Search code examples
unicodeuppercaselowercase

Unicode lowercase characters?


I read up someplace, that there are characters other than A-Z that have a lowercase equivalent, in Unicode. Which could these be, and why would any other character need an upper and lower case?


Solution

  • The English language, and even that strange variant, American English :-) , is not the only language on the planet. There are some very strange looking ones (at least to those familiar with the Latin-based characters) but even Latin-based ones have minor variations.
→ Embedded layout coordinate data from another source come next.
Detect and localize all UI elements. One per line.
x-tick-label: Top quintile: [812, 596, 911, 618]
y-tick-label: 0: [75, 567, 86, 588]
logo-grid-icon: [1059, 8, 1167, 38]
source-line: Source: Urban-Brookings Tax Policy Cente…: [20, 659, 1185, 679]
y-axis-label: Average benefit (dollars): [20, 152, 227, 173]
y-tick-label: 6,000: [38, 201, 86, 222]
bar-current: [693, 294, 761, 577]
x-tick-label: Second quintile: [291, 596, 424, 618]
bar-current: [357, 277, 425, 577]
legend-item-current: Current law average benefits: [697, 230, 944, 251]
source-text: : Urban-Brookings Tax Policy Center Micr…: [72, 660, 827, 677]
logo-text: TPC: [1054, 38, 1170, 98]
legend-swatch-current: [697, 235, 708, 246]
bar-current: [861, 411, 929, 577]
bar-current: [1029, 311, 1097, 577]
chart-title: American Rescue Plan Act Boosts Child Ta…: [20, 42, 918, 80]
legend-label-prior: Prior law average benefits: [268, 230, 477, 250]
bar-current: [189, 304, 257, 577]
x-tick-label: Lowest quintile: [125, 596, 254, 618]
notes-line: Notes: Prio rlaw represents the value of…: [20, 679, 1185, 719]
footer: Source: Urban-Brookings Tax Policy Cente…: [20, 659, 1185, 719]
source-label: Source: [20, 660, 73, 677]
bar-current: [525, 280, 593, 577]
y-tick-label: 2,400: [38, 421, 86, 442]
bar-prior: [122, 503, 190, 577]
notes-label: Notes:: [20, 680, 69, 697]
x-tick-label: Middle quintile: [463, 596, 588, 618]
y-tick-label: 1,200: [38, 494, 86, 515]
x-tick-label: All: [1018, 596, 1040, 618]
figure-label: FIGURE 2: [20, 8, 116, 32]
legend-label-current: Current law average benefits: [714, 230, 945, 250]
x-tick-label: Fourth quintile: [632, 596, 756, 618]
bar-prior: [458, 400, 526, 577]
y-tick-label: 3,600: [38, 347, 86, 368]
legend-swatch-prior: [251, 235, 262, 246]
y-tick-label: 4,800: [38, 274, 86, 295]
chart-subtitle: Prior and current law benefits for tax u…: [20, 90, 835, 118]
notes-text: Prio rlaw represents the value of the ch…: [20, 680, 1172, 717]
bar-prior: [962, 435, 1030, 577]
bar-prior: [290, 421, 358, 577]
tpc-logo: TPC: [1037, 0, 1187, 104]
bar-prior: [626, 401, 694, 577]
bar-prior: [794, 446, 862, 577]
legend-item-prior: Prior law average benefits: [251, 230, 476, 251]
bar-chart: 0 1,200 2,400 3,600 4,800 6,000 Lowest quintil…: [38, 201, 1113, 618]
    Two of which I am acquainted with on more than a casual basis are Greek and German:

    Αα Ββ Γγ Δδ Εε Ζζ  Ηη Θθ Ιι Κκ Λλ Μμ
    Νν Ξξ Οο Ππ Ρρ Σσς Ττ Υυ Φφ Χχ Ψψ Ωω
    
    Aa Ää Bb Cc Dd Ee Ff Gg Hh Ii Jj Kk Ll Mm Nn
    Oo Öö Pp Qq Rr Ss ß  Tt Uu Üü Vv Ww Xx Yy Zz
    

    That's why we're not allowed to use bits of code like:

    char lower = upper - 'A' + 'a';
    

    any more. Doing something like that in a company that takes i18n seriously is near grounds for dismissal. Using Unicode-aware toLower()/toUpper()-type functions is the better way to go.